A. Dimensionality Reduction
Techniques like Principal Component Analysis (PCA) reduce the number of variables (features) by combining correlated features into principal components, retaining essential information with fewer columns.
B. Numerosity Reduction
Reducing the number of data points (rows) using methods like Sampling. This allows us to train models faster on a representative subset of the data.
C. Data Compression
Encoding data in a compact form to save storage and processing power.
import pandas as pd
import numpy as np
from sklearn.preprocessing import StandardScaler, MinMaxScaler
# 1. DATA CLEANING
# Handling Missing Values (Imputation)
df['Age'].fillna(df['Age'].mean(), inplace=True)
# Handling Duplicates
df.drop_duplicates(inplace=True)
# Handling Noisy Data (Binning)
# Grouping Age into 3 bins: Low, Medium, High
df['Age_Binned'] = pd.qcut(df['Age'], q=3, labels=['Low', 'Medium', 'High'])
# 2. DATA TRANSFORMATION
# Standardization (Z-Score)
scaler = StandardScaler()
df['Income_Scaled'] = scaler.fit_transform(df[['Income']])
# Normalization (Min-Max)
min_max = MinMaxScaler()
df['Score_Normalized'] = min_max.fit_transform(df[['Score']])
# Discretization (Mapping categorical text to numbers)
# Concept Hierarchy: Low=0, Medium=1, High=2
mapping = {'Low': 0, 'Medium': 1, 'High': 2}
df['Age_Ordinal'] = df['Age_Binned'].map(mapping)

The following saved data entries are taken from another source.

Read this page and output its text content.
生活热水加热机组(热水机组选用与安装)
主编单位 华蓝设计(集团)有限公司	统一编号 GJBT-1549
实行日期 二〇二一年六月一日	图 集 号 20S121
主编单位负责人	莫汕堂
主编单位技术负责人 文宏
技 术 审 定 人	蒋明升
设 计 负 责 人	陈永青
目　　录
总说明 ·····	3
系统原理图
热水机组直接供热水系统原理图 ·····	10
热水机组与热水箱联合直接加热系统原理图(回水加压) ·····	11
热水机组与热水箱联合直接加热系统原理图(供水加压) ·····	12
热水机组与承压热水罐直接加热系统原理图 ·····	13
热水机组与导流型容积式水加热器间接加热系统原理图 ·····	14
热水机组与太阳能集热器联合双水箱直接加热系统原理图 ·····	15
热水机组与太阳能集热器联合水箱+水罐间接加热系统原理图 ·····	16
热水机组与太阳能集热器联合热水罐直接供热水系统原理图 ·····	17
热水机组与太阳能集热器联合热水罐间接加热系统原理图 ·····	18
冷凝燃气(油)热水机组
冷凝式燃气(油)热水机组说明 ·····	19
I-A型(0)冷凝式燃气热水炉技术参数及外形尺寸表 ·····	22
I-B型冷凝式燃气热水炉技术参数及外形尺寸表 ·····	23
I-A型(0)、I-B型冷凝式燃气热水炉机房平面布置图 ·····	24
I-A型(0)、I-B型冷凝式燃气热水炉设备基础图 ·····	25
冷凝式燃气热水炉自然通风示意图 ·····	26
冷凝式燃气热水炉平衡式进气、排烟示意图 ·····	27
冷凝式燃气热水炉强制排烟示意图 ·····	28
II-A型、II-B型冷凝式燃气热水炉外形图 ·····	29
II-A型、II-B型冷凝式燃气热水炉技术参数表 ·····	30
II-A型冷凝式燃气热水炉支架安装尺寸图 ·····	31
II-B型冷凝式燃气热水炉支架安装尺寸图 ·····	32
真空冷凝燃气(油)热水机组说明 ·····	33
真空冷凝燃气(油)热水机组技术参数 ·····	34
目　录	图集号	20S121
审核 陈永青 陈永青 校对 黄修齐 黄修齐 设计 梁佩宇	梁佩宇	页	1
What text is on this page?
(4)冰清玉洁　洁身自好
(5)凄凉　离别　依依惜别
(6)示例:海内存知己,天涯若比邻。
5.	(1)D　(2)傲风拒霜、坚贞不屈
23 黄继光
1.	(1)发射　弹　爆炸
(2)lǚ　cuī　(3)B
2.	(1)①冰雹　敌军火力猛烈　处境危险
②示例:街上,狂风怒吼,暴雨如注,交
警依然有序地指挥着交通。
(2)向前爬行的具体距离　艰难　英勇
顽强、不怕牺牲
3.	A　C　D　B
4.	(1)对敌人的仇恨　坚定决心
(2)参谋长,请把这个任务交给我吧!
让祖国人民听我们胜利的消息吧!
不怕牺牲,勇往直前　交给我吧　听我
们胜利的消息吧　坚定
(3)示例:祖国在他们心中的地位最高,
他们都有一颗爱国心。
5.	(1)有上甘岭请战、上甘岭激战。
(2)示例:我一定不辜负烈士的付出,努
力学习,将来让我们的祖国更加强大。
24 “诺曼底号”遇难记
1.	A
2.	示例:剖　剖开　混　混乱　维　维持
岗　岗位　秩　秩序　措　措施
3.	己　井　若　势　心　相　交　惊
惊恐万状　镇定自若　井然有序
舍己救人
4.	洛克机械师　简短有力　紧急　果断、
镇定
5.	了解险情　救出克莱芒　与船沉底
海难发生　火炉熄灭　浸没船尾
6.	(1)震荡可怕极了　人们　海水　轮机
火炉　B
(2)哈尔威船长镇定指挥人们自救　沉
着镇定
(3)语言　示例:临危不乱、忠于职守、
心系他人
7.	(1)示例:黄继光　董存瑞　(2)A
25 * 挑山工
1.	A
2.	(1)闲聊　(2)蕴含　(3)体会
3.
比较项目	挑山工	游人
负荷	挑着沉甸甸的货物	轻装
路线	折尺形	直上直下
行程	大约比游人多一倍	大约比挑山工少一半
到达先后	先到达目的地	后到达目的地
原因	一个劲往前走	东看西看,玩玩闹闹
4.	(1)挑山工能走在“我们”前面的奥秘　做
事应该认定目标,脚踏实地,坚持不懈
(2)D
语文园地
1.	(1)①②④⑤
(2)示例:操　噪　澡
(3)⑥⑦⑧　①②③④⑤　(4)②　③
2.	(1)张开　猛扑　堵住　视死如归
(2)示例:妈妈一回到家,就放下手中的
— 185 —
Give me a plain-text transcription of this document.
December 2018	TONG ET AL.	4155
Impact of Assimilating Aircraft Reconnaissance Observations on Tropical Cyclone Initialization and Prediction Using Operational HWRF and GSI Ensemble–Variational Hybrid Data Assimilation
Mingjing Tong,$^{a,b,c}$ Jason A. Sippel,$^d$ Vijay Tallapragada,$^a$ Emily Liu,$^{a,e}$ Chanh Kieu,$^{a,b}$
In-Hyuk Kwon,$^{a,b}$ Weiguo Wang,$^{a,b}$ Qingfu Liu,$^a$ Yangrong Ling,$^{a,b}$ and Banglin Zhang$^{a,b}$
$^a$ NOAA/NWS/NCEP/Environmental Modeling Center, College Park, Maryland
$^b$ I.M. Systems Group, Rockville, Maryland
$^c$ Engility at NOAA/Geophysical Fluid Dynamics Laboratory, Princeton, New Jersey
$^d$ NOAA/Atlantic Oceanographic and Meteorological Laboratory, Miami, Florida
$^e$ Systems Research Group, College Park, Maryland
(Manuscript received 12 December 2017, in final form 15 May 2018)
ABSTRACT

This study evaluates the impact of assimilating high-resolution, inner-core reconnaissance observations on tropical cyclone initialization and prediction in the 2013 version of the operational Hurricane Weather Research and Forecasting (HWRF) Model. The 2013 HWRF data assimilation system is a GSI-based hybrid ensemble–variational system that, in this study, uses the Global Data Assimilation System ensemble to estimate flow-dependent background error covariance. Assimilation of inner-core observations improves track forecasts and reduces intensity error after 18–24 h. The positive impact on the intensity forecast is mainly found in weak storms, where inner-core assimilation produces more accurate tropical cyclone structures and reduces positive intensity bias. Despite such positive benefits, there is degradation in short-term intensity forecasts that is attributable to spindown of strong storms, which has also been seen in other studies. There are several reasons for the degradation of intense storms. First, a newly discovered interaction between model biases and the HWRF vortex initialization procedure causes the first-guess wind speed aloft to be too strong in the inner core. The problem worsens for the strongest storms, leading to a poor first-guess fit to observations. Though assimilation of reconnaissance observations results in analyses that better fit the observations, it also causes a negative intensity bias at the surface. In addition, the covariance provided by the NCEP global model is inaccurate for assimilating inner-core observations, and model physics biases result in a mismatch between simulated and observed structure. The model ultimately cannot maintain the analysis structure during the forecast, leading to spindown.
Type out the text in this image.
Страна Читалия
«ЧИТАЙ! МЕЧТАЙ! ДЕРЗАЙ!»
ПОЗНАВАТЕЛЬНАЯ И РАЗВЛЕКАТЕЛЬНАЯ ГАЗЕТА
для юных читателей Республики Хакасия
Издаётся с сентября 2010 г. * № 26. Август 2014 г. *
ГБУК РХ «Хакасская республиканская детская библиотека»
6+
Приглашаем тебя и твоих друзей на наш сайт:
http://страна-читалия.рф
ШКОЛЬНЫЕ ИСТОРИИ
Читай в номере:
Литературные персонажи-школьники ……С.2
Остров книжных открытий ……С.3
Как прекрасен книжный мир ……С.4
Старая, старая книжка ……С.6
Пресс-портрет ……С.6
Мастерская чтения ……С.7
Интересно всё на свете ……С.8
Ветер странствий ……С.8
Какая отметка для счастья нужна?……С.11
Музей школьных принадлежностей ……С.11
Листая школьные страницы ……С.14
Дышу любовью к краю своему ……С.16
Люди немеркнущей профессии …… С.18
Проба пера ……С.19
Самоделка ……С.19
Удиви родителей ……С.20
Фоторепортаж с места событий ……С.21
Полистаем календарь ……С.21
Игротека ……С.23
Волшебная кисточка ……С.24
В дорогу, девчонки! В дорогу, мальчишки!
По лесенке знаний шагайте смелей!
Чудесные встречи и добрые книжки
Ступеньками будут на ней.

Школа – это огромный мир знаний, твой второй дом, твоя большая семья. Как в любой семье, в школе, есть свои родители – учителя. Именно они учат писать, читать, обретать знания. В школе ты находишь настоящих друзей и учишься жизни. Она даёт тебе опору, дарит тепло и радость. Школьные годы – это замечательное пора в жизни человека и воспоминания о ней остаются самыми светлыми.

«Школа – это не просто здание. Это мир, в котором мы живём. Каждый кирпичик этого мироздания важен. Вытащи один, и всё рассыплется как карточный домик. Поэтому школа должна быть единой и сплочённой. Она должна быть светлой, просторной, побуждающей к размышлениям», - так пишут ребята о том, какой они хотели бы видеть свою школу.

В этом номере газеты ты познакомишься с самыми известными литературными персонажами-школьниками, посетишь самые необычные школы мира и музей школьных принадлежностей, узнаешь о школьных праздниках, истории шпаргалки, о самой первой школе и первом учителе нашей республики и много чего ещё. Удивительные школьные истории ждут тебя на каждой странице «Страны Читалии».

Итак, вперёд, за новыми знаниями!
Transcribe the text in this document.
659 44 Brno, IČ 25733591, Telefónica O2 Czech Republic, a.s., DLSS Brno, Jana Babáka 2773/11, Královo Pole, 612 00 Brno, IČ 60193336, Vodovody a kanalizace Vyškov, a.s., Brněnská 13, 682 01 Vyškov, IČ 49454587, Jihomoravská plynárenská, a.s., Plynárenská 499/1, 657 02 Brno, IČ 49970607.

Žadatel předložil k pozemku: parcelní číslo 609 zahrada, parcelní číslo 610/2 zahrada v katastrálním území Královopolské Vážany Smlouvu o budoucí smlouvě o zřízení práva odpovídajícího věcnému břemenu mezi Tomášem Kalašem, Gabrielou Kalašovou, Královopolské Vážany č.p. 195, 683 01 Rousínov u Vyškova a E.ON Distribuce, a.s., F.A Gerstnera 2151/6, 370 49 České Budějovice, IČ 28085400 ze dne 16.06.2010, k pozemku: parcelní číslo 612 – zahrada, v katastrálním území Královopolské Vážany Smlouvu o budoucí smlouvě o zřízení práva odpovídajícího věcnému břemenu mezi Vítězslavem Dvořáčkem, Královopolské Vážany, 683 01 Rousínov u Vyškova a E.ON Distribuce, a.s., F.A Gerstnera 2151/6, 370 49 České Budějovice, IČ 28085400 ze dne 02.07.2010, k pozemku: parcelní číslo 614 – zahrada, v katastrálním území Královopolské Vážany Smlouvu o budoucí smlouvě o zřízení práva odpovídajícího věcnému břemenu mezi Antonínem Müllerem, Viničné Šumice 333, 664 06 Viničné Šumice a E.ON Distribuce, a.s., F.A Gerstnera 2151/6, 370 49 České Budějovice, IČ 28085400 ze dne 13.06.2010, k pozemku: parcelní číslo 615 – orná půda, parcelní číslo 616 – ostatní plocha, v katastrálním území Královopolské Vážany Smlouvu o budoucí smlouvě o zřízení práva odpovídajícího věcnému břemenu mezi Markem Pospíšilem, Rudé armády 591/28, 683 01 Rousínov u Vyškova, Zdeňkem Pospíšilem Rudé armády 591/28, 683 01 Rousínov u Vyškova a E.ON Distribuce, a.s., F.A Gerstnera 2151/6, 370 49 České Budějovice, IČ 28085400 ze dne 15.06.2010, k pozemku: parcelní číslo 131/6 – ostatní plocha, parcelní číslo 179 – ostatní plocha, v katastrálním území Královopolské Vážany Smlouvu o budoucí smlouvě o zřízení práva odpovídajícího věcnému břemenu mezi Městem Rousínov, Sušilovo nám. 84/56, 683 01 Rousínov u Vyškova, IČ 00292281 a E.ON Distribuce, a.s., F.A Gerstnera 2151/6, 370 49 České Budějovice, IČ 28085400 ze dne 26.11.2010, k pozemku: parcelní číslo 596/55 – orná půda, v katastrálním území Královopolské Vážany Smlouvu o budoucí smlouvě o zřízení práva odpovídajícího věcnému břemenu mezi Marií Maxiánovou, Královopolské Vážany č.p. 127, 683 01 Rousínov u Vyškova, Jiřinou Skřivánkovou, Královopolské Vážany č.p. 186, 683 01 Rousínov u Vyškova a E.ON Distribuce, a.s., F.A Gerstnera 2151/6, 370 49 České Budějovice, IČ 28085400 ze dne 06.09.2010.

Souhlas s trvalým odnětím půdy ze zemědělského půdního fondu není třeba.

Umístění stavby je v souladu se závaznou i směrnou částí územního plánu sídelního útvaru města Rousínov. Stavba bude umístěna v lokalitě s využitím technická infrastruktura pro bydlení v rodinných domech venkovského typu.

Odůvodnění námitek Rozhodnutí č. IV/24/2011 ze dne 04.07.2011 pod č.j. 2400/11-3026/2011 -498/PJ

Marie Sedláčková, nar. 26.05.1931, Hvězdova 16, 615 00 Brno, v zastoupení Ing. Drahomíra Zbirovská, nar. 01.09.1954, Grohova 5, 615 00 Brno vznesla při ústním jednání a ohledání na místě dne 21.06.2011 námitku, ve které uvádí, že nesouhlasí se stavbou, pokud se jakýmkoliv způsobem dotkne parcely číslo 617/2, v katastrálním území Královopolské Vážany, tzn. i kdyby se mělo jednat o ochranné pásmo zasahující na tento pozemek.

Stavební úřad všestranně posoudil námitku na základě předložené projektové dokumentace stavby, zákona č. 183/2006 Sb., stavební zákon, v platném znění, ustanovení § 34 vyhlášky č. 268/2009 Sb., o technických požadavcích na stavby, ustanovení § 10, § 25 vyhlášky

print("Preprocessing Complete.")
5. Data Visualization
Goal: To leverage graphical representations for identifying latent patterns and correlations.
Visual inspection often reveals insights that tabular summaries miss.
Univariate Analysis:
Histograms/Distplots: To verify if the feature follows a Normal Distribution. (
sns.histplot)Boxplots: To visually identify outliers and spread. (
sns.boxplot)
Bivariate Analysis:
- Correlation Heatmap: Critical for Feature Selection. This matrix visualizes the Pearson correlation coefficient between variables, identifying collinearity or strong predictors.
import seaborn as sns
import matplotlib.pyplot as plt
# Generating a Correlation Matrix Heatmap
plt.figure(figsize=(10,8))
sns.heatmap(df.corr(), annot=True, cmap='coolwarm')
plt.show()
Summary
Preprocessing is not an optional step; it is a requisite for high-performance models. A robust pipeline follows this sequence:
Audit: Inspect structure and types.
Clean: Impute missing values and remove duplicates.
Encode: Convert categorical variables to numeric vectors.
Scale: Normalize feature magnitudes.
Visualize: Validate distributions and correlations.
With the data now sanitized and structured, we are prepared to proceed to model training.